“Daddy, you’re not even looking.” Audrey held up her paper, which appeared to be covered in stick figures and hearts.
“Sorry, sweetheart. That’s beautiful. Who are all these people?”
“That’s me and Alice. That’s you and Emily.” She pointed to each figure. “And this is us at the baseball game.”
My heart squeezed. “That’s really nice, Auds.”
“Emily said she’d teach me how to draw better faces. She’s really good at art.”
“She is.”
Audrey went back to her drawing, and I sat there turning over the puzzle pieces I had. Trying to fit them together into something that made sense.
The make-up thing, for starters. It had seemed so small at the time, barely worth noting, but I kept coming back to it. Emily was an artist. She lived her life in color. I’d seen the way she looked at light hitting the trees, or the vibrant mess of paint on her canvas.
Yet she wouldn’t touch the stuff for her own face.
I’d seen all of her friends at her art show. If my memory served, they all wore at least a bit of make-up, some of them more than others. So yeah, with Emily, it didn’t seem like it was just a preference. It felt deliberate, like a hard line she refused to cross.
“Daddy, can you open this?” Alice held up a bottle of glitter.
I twisted the cap off and handed it back. “Here you go, monster.”
“Thanks.” She went back to her unicorn, completely absorbed.

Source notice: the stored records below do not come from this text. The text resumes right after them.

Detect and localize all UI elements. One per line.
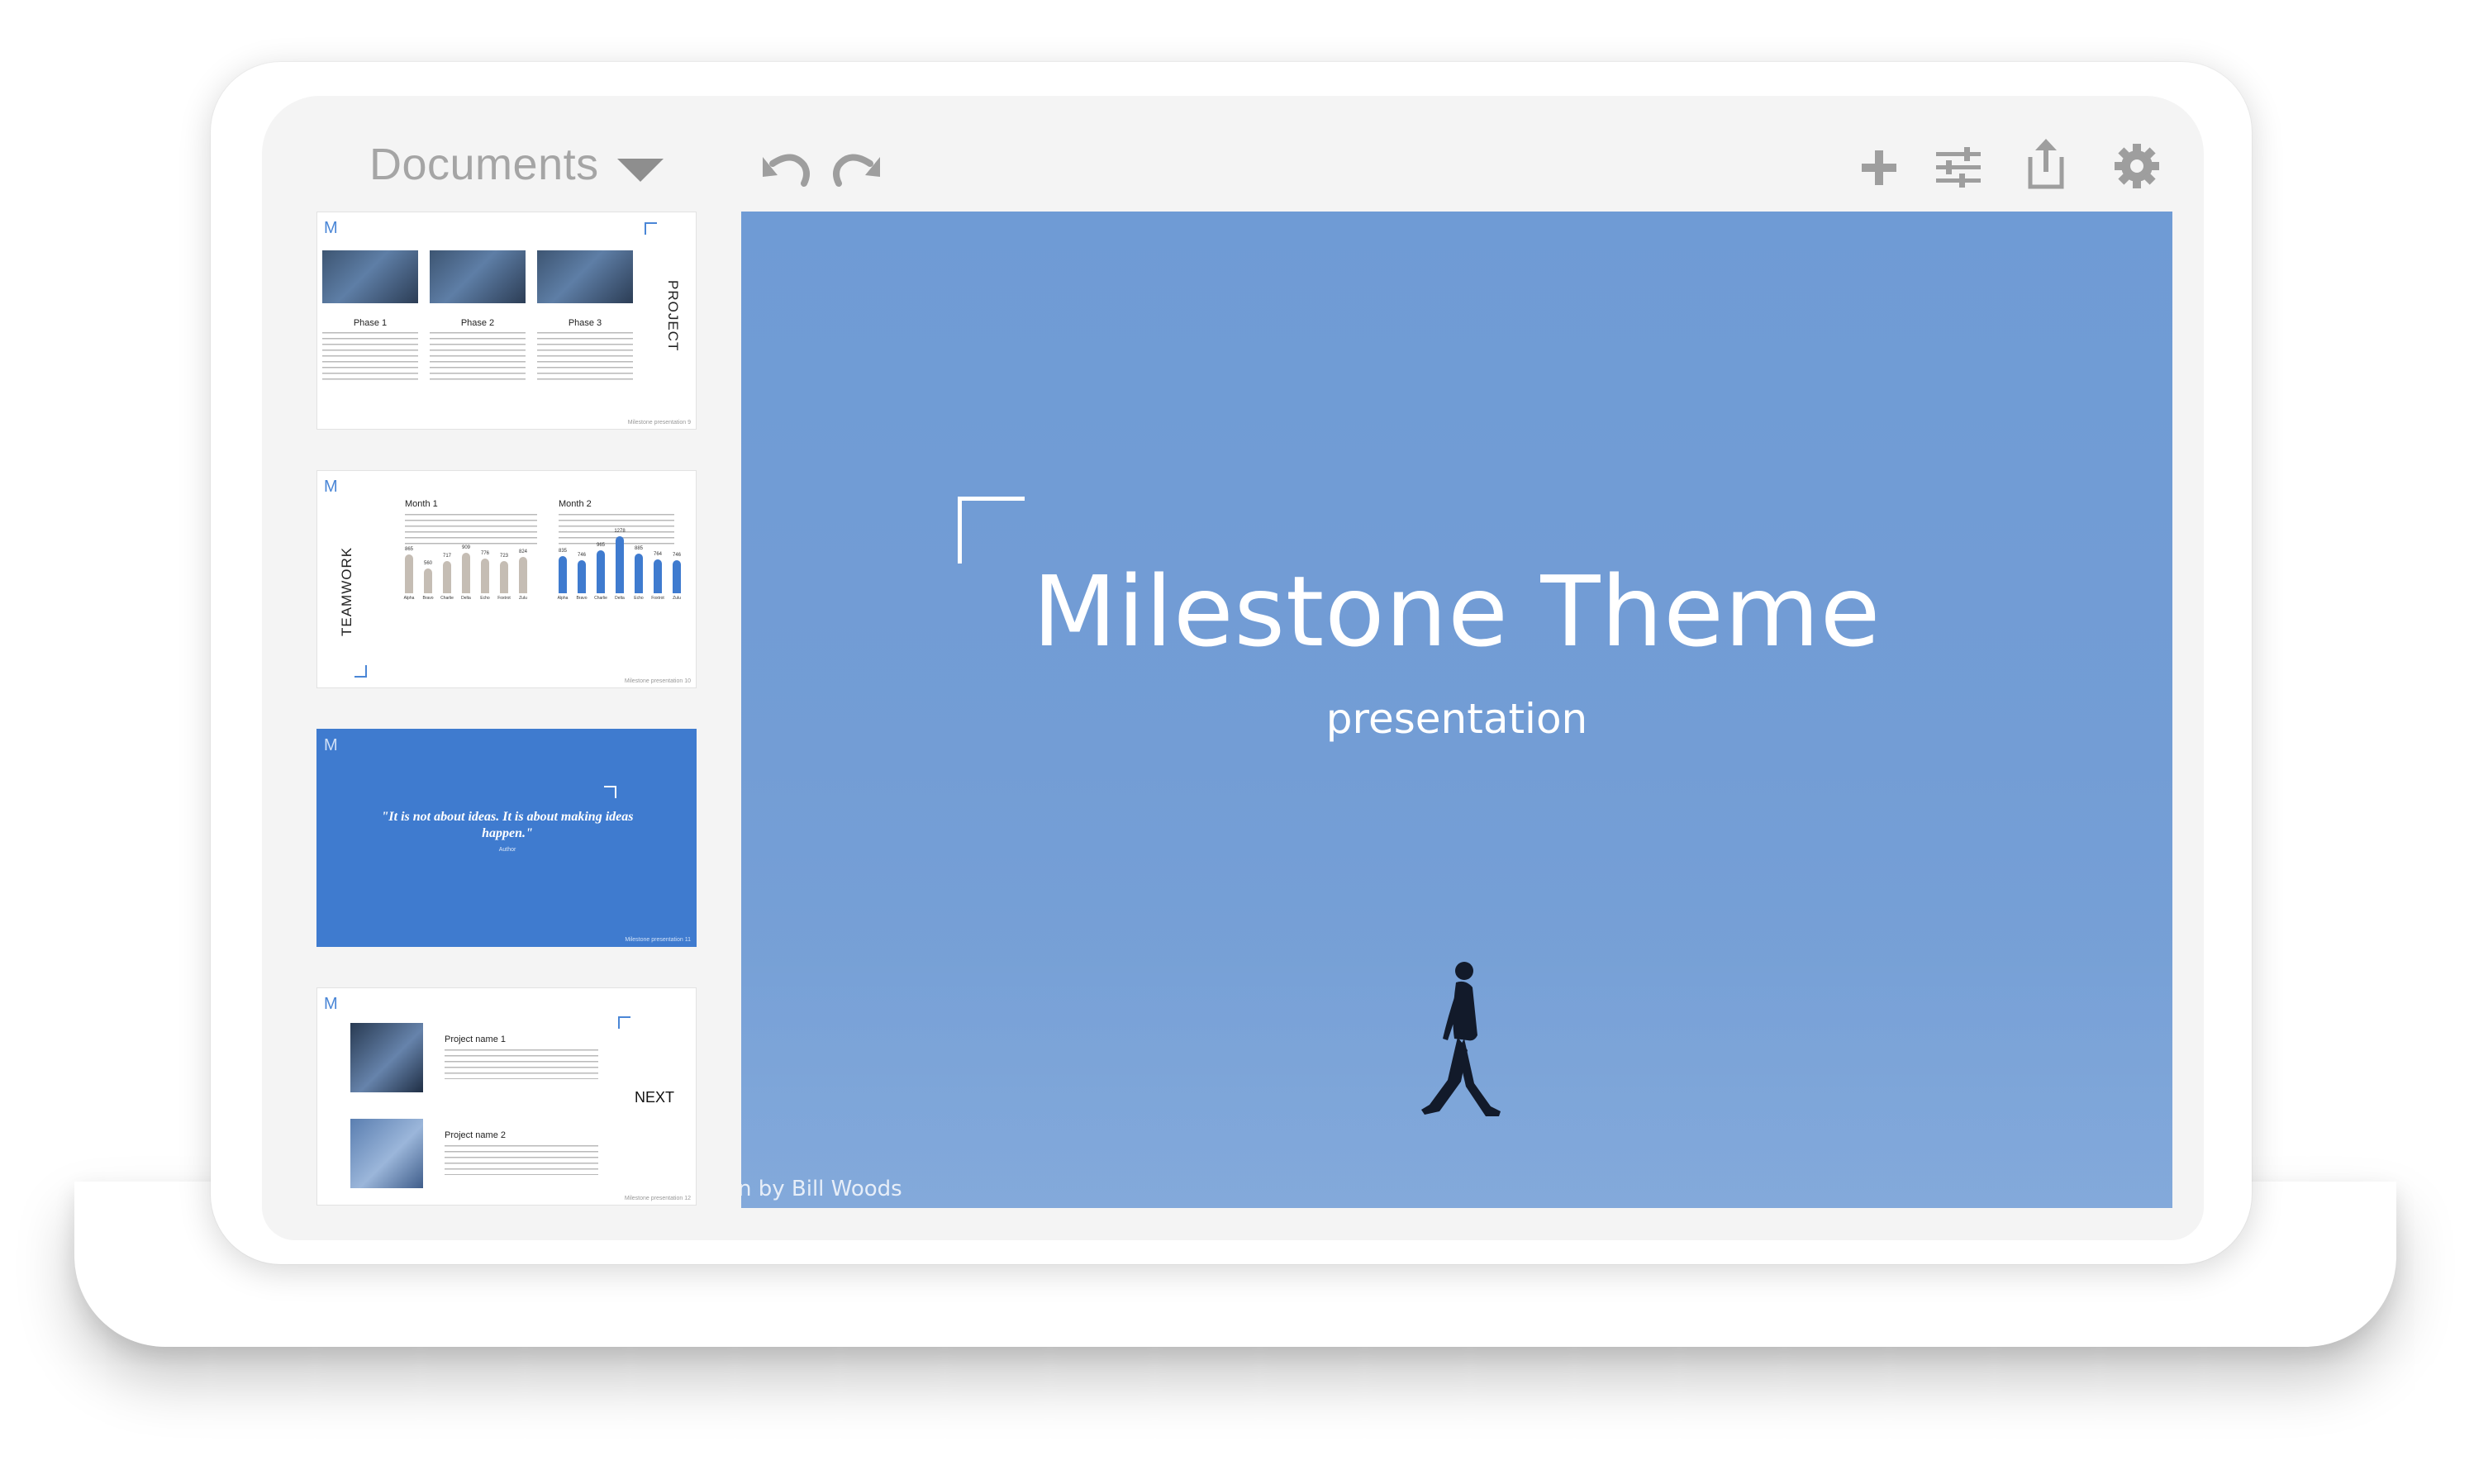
logo-m: M [324, 736, 338, 754]
chart-2-bar-zulu [673, 560, 681, 593]
photo-credit: n by Bill Woods [741, 1177, 902, 1201]
corner-mark-icon [618, 1016, 630, 1029]
slide-footer: Milestone presentation 11 [625, 937, 691, 943]
chart-1-value-label: 824 [518, 549, 527, 554]
chart-2-value-label: 885 [634, 546, 643, 551]
project-1-body [445, 1049, 598, 1079]
project-1-image [350, 1023, 423, 1092]
corner-mark-icon [604, 786, 616, 798]
logo-m: M [324, 995, 338, 1013]
chart-2-category-label: Charlie [594, 596, 607, 601]
phase-2-image [430, 250, 526, 303]
chart-2-category-label: Zulu [673, 596, 681, 601]
slide-thumbnail-4[interactable]: M Project name 1 Project name 2 NEXT Mil… [316, 987, 697, 1206]
teamwork-vertical-label: TEAMWORK [339, 546, 354, 636]
slide-thumbnail-1[interactable]: M Phase 1 Phase 2 Phase 3 PROJECT Milest… [316, 212, 697, 430]
chart-1-category-label: Delta [461, 596, 471, 601]
next-label: NEXT [635, 1089, 675, 1106]
chart-1-value-label: 723 [499, 554, 508, 559]
sliders-icon[interactable] [1934, 145, 1982, 190]
chart-1-bar-zulu [519, 557, 527, 593]
slide-footer: Milestone presentation 9 [627, 420, 691, 426]
chart-2-bar-delta [616, 536, 624, 593]
chart-2-category-label: Foxtrot [651, 596, 664, 601]
chart-2-category-label: Alpha [557, 596, 569, 601]
chart-2-value-label: 746 [577, 553, 586, 558]
chart-1-category-label: Echo [480, 596, 490, 601]
chart-2-value-label: 965 [596, 543, 605, 548]
chart-1-bar-charlie [443, 561, 451, 593]
phase-3-image [537, 250, 633, 303]
chart-1-value-label: 776 [480, 551, 489, 556]
chart-1-category-label: Foxtrot [497, 596, 511, 601]
chart-2-value-label: 764 [653, 552, 662, 557]
chart-2-bar-foxtrot [654, 559, 662, 593]
chart-2-category-label: Echo [634, 596, 644, 601]
phase-1-caption: Phase 1 [353, 318, 388, 328]
corner-mark-icon [645, 222, 657, 235]
chart-2-value-label: 1278 [614, 529, 626, 534]
chart-2-value-label: 835 [558, 549, 567, 554]
phase-3-body [537, 332, 633, 380]
chart-2-bar-alpha [559, 556, 567, 593]
chart-2-category-label: Delta [615, 596, 625, 601]
corner-mark-icon [354, 665, 367, 678]
chart-1-bar-alpha [405, 554, 413, 593]
slide-thumbnail-3[interactable]: M "It is not about ideas. It is about ma… [316, 729, 697, 947]
slide-footer: Milestone presentation 12 [624, 1196, 691, 1201]
chart-1-category-label: Alpha [403, 596, 415, 601]
chart-1-value-label: 717 [442, 554, 451, 559]
quote-author: Author [498, 847, 516, 853]
app-screen: Documents M Phase 1 Phase 2 Phase 3 PROJ… [262, 96, 2204, 1240]
chart-1-value-label: 909 [461, 545, 470, 550]
logo-m: M [324, 219, 338, 237]
project-2-body [445, 1145, 598, 1175]
project-2-title: Project name 2 [445, 1130, 506, 1140]
project-1-title: Project name 1 [445, 1035, 506, 1044]
phase-1-image [322, 250, 418, 303]
slide-subtitle[interactable]: presentation [741, 695, 2172, 743]
quote-text: "It is not about ideas. It is about maki… [381, 810, 634, 840]
slide-title[interactable]: Milestone Theme [741, 554, 2172, 668]
chart-2-value-label: 746 [672, 553, 681, 558]
chart-1-category-label: Bravo [422, 596, 434, 601]
chart-2-bar-charlie [597, 550, 605, 593]
walking-person-image [1415, 959, 1506, 1129]
chart-2-bar-bravo [578, 560, 586, 593]
phase-2-body [430, 332, 526, 380]
chart-1-bar-bravo [424, 568, 432, 593]
chart-1-value-label: 560 [423, 561, 432, 566]
share-icon[interactable] [2025, 137, 2067, 190]
project-2-image [350, 1119, 423, 1188]
month-2-heading: Month 2 [559, 499, 592, 509]
project-vertical-label: PROJECT [665, 280, 681, 352]
slide-corner-mark [958, 497, 1025, 564]
chart-1-category-label: Charlie [440, 596, 454, 601]
gear-icon[interactable] [2113, 142, 2161, 190]
chevron-down-icon[interactable] [617, 159, 664, 182]
chart-1-value-label: 865 [404, 547, 413, 552]
undo-icon[interactable] [759, 147, 811, 192]
chart-2-category-label: Bravo [576, 596, 588, 601]
month-1-heading: Month 1 [405, 499, 438, 509]
phase-2-caption: Phase 2 [460, 318, 495, 328]
chart-1-category-label: Zulu [519, 596, 527, 601]
chart-1-bar-echo [481, 559, 489, 593]
logo-m: M [324, 478, 338, 496]
chart-1-bar-foxtrot [500, 561, 508, 593]
plus-icon[interactable] [1858, 147, 1900, 188]
redo-icon[interactable] [832, 147, 883, 192]
phase-1-body [322, 332, 418, 380]
slide-thumbnail-2[interactable]: M TEAMWORK Month 1 Month 2 865 Alpha 560 Br… [316, 470, 697, 688]
phase-3-caption: Phase 3 [568, 318, 602, 328]
chart-1-bar-delta [462, 553, 470, 593]
slide-footer: Milestone presentation 10 [624, 678, 691, 684]
documents-menu-label[interactable]: Documents [369, 139, 599, 190]
chart-2-bar-echo [635, 554, 643, 593]
main-slide-canvas[interactable]: Milestone Theme presentation n by Bill W… [741, 212, 2172, 1208]
month-1-body [405, 514, 537, 549]
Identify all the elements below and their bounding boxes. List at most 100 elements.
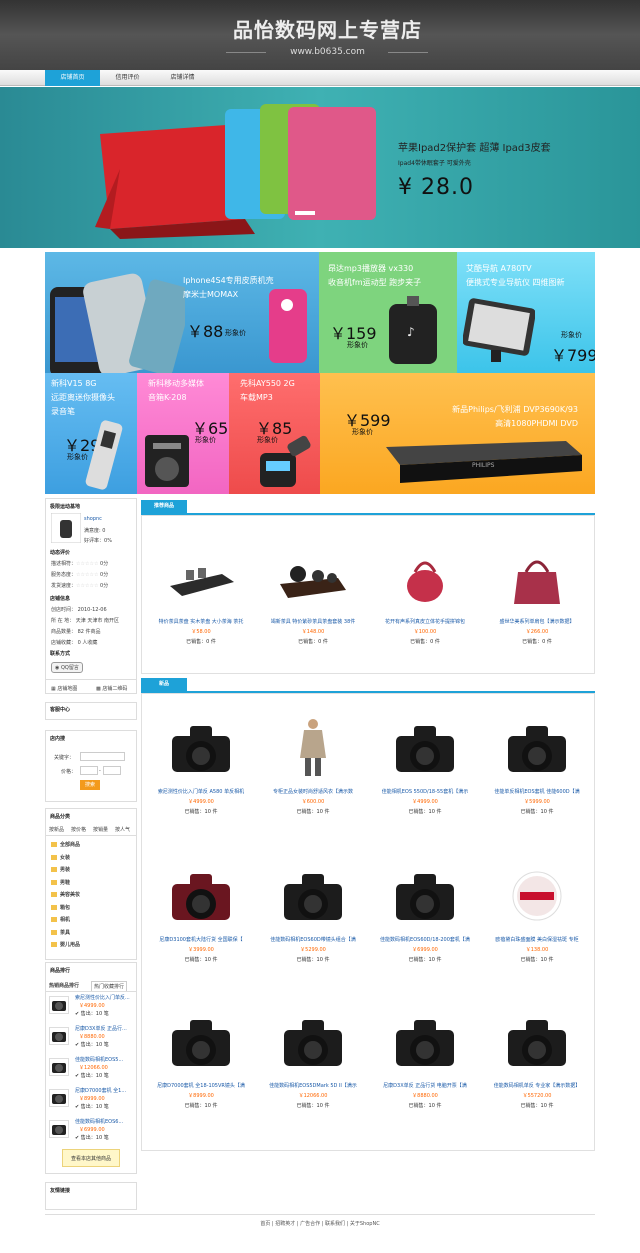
product-card[interactable]: 佳能相机EOS 550D/18-55套机【满示 ￥4999.00 已销售：10 件 xyxy=(370,718,480,828)
tab-recommended[interactable]: 推荐商品 xyxy=(141,500,187,513)
rank-thumb[interactable] xyxy=(49,1120,69,1138)
category-item[interactable]: 男装 xyxy=(51,866,70,873)
rank-name[interactable]: 尼康D3X单反 正品行... xyxy=(75,1025,127,1032)
rank-name[interactable]: 佳能数码相机EOS5... xyxy=(75,1056,123,1063)
rank-thumb[interactable] xyxy=(49,996,69,1014)
footer-link-ads[interactable]: 广告合作 xyxy=(300,1221,320,1227)
promo-tile-camera-pen[interactable]: 新科V15 8G 远距离迷你摄像头 录音笔 ￥299 形象价 xyxy=(45,373,137,494)
product-card[interactable]: 佳能数码相机EOS60D带镜头组合【满 ￥5299.00 已销售：10 件 xyxy=(258,866,368,976)
qq-button[interactable]: ◉ QQ留言 xyxy=(51,662,83,673)
rank-item[interactable]: 佳能数码相机EOS6... ￥6999.00 ✔ 售出：10 笔 xyxy=(49,1118,133,1141)
category-item[interactable]: 全部商品 xyxy=(51,841,80,848)
product-image[interactable] xyxy=(502,866,572,926)
keyword-input[interactable] xyxy=(80,752,125,761)
product-card[interactable]: 专柜正品女装时尚舒适风衣【满示数 ￥600.00 已销售：10 件 xyxy=(258,718,368,828)
footer-link-about[interactable]: 关于ShopNC xyxy=(350,1221,380,1227)
price-min-input[interactable] xyxy=(80,766,98,775)
product-name[interactable]: 佳能数码相机EOS5DMark 5D II【满示 xyxy=(258,1082,368,1089)
price-max-input[interactable] xyxy=(103,766,121,775)
promo-tile-gps[interactable]: 艾酷导航 A780TV 便携式专业导航仪 四维图新 形象价 ￥799 xyxy=(457,252,595,373)
product-name[interactable]: 竭新茶具 特价紫砂茶具茶盘套装 38件 xyxy=(258,618,368,625)
product-card[interactable]: 佳能单反相机EOS套机 佳能600D【满 ￥5999.00 已销售：10 件 xyxy=(482,718,592,828)
product-image[interactable] xyxy=(502,718,572,778)
category-item[interactable]: 茶具 xyxy=(51,929,70,936)
rank-thumb[interactable] xyxy=(49,1027,69,1045)
tab-new[interactable]: 新品 xyxy=(141,678,187,691)
product-name[interactable]: 尼康D3X单反 正品行货 电脑开票【满 xyxy=(370,1082,480,1089)
store-avatar[interactable] xyxy=(51,513,81,543)
store-url[interactable]: www.b0635.com xyxy=(0,47,640,57)
product-card[interactable]: 尼康D3100套机大陆行货 全国联保【 ￥3999.00 已销售：10 件 xyxy=(146,866,256,976)
rank-item[interactable]: 索尼测性价比入门单反... ￥4999.00 ✔ 售出：10 笔 xyxy=(49,994,133,1017)
category-item[interactable]: 男鞋 xyxy=(51,879,70,886)
product-image[interactable] xyxy=(278,718,348,778)
product-name[interactable]: 佳能相机EOS 550D/18-55套机【满示 xyxy=(370,788,480,795)
footer-link-home[interactable]: 首页 xyxy=(260,1221,270,1227)
sort-tab-popularity[interactable]: 按人气 xyxy=(115,826,130,833)
rank-item[interactable]: 佳能数码相机EOS5... ￥12066.00 ✔ 售出：10 笔 xyxy=(49,1056,133,1079)
product-image[interactable] xyxy=(390,718,460,778)
product-card[interactable]: 佳能数码相机单反 专业家【满示数据】 ￥55720.00 已销售：10 件 xyxy=(482,1012,592,1122)
product-card[interactable]: 竭新茶具 特价紫砂茶具茶盘套装 38件 ￥148.00 已销售：0 件 xyxy=(258,548,368,658)
category-item[interactable]: 女装 xyxy=(51,854,70,861)
sort-tab-sales[interactable]: 按销量 xyxy=(93,826,108,833)
product-card[interactable]: 尼康D3X单反 正品行货 电脑开票【满 ￥8880.00 已销售：10 件 xyxy=(370,1012,480,1122)
product-card[interactable]: 索尼测性价比入门单反 A580 单反相机 ￥4999.00 已销售：10 件 xyxy=(146,718,256,828)
rank-item[interactable]: 尼康D3X单反 正品行... ￥8880.00 ✔ 售出：10 笔 xyxy=(49,1025,133,1048)
product-name[interactable]: 欧蓓黛白珠盛面膜 美白保湿祛斑 专柜 xyxy=(482,936,592,943)
product-name[interactable]: 专柜正品女装时尚舒适风衣【满示数 xyxy=(258,788,368,795)
product-name[interactable]: 盛世华美系列单肩包【满示数据】 xyxy=(482,618,592,625)
rank-item[interactable]: 尼康D7000套机 全1... ￥8999.00 ✔ 售出：10 笔 xyxy=(49,1087,133,1110)
hero-banner[interactable]: 苹果Ipad2保护套 超薄 Ipad3皮套 Ipad4带休眠套子 可爱外壳 ¥ … xyxy=(0,87,640,248)
product-image[interactable] xyxy=(166,866,236,926)
product-image[interactable] xyxy=(278,548,348,608)
nav-details[interactable]: 店铺详情 xyxy=(155,70,210,86)
product-card[interactable]: 花开有声系列真皮立体花手提拼锦包 ￥100.00 已销售：0 件 xyxy=(370,548,480,658)
rank-thumb[interactable] xyxy=(49,1058,69,1076)
store-map-link[interactable]: ▦ 店铺地图 xyxy=(51,685,77,692)
view-more-button[interactable]: 查看本店其他商品 xyxy=(62,1149,120,1167)
product-image[interactable] xyxy=(166,1012,236,1072)
product-card[interactable]: 欧蓓黛白珠盛面膜 美白保湿祛斑 专柜 ￥138.00 已销售：10 件 xyxy=(482,866,592,976)
rank-thumb[interactable] xyxy=(49,1089,69,1107)
category-item[interactable]: 箱包 xyxy=(51,904,70,911)
tab-hot-sales[interactable]: 热销商品排行 xyxy=(49,982,79,989)
product-name[interactable]: 索尼测性价比入门单反 A580 单反相机 xyxy=(146,788,256,795)
product-image[interactable] xyxy=(278,1012,348,1072)
store-qr-link[interactable]: ▩ 店铺二维码 xyxy=(96,685,127,692)
sort-tab-price[interactable]: 按价格 xyxy=(71,826,86,833)
product-name[interactable]: 佳能数码相机EOS60D带镜头组合【满 xyxy=(258,936,368,943)
product-card[interactable]: 特价茶具茶盘 实木茶盘 大小茶海 茶托 ￥58.00 已销售：0 件 xyxy=(146,548,256,658)
category-item[interactable]: 婴儿用品 xyxy=(51,941,80,948)
product-name[interactable]: 尼康D7000套机 全18-105VR镜头【满 xyxy=(146,1082,256,1089)
category-item[interactable]: 美容美妆 xyxy=(51,891,80,898)
promo-tile-car-mp3[interactable]: 先科AY550 2G 车载MP3 ￥85 形象价 xyxy=(229,373,320,494)
product-image[interactable] xyxy=(502,548,572,608)
rank-name[interactable]: 索尼测性价比入门单反... xyxy=(75,994,130,1001)
product-name[interactable]: 佳能数码相机单反 专业家【满示数据】 xyxy=(482,1082,592,1089)
promo-tile-speaker[interactable]: 新科移动多媒体 音箱K-208 ￥65 形象价 xyxy=(137,373,229,494)
product-card[interactable]: 盛世华美系列单肩包【满示数据】 ￥266.00 已销售：0 件 xyxy=(482,548,592,658)
product-name[interactable]: 佳能单反相机EOS套机 佳能600D【满 xyxy=(482,788,592,795)
product-image[interactable] xyxy=(278,866,348,926)
store-owner[interactable]: shopnc xyxy=(84,516,102,522)
product-card[interactable]: 尼康D7000套机 全18-105VR镜头【满 ￥8999.00 已销售：10 件 xyxy=(146,1012,256,1122)
search-button[interactable]: 搜索 xyxy=(80,780,100,790)
product-name[interactable]: 尼康D3100套机大陆行货 全国联保【 xyxy=(146,936,256,943)
sort-tab-new[interactable]: 按新品 xyxy=(49,826,64,833)
product-image[interactable] xyxy=(390,548,460,608)
product-image[interactable] xyxy=(166,718,236,778)
rank-name[interactable]: 佳能数码相机EOS6... xyxy=(75,1118,123,1125)
nav-home[interactable]: 店铺首页 xyxy=(45,70,100,86)
product-name[interactable]: 花开有声系列真皮立体花手提拼锦包 xyxy=(370,618,480,625)
product-card[interactable]: 佳能数码相机EOS60D/18-200套机【满 ￥6999.00 已销售：10 件 xyxy=(370,866,480,976)
footer-link-contact[interactable]: 联系我们 xyxy=(325,1221,345,1227)
rank-name[interactable]: 尼康D7000套机 全1... xyxy=(75,1087,126,1094)
product-image[interactable] xyxy=(502,1012,572,1072)
category-item[interactable]: 相机 xyxy=(51,916,70,923)
product-name[interactable]: 特价茶具茶盘 实木茶盘 大小茶海 茶托 xyxy=(146,618,256,625)
promo-tile-dvd[interactable]: ￥599 形象价 新品Philips/飞利浦 DVP3690K/93 高清1080… xyxy=(320,373,595,494)
promo-tile-mp3[interactable]: 昂达mp3播放器 vx330 收音机fm运动型 跑步夹子 ♪ ￥159 形象价 xyxy=(319,252,457,373)
product-image[interactable] xyxy=(390,1012,460,1072)
nav-credit[interactable]: 信用评价 xyxy=(100,70,155,86)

And then of course there was the other puzzle piece Emily had shown me at her show. My mind vividly recalled her standing there in that dress, looking so proud and so nervous all at once. Her painting hanging on the wall, this beautiful thing she’d created. And then she’d said it. So casually, like it didn’t matter.
They aren’t really interested in my art, Cam.
The look on her face when she said it was burned into my memory. The practiced neutrality of it. The way she’d tried to brush it off like it was fine, like she was used to it. But I’d caught the flash of hurt underneath.
What kind of parents made their kid feel like her passion, her talent, didn’t matter?
I mean, fuck, my parents would show up to the circus if I told them I was learningtojuggle.
My hand clenched around another glitter glue bottle. The plastic creaked under the pressure. I forced my fingers to relax before I exploded the casing and covered the kitchen table in orange grape-colored sparkle sludge. I shifted in my seat, too restless to keep still.
“Daddy, look!” Alice held up her paper, now covered in so much glitter it was hard to tell what the unicorn even was anymore.
“That’s great, Al. Very sparkly.”
She beamed and went back to adding more glitter, because apparently there was no such thing as too much.
My thoughts circled back, darker now, to that day in her yard. Finding her locked inside the shed, hearing her panicking, screaming. Getting her out and watching her collapse onto the grass, sobbing so hard I thought she might break. The way she’d crawled into my lap when I’d touched her, clinging to me like I was the only thing keeping her from falling apart completely.
And I’d felt so fucking helpless. All I could do was hold her and wait for it to pass.
“Can we have a snack?” Audrey asked, not looking up from her drawing.
“In a bit. Finish your picture first.”
“Okay.”
The scars.
Christ, the scars.
I had to swallow hard, to push down the lump that formed in my throat.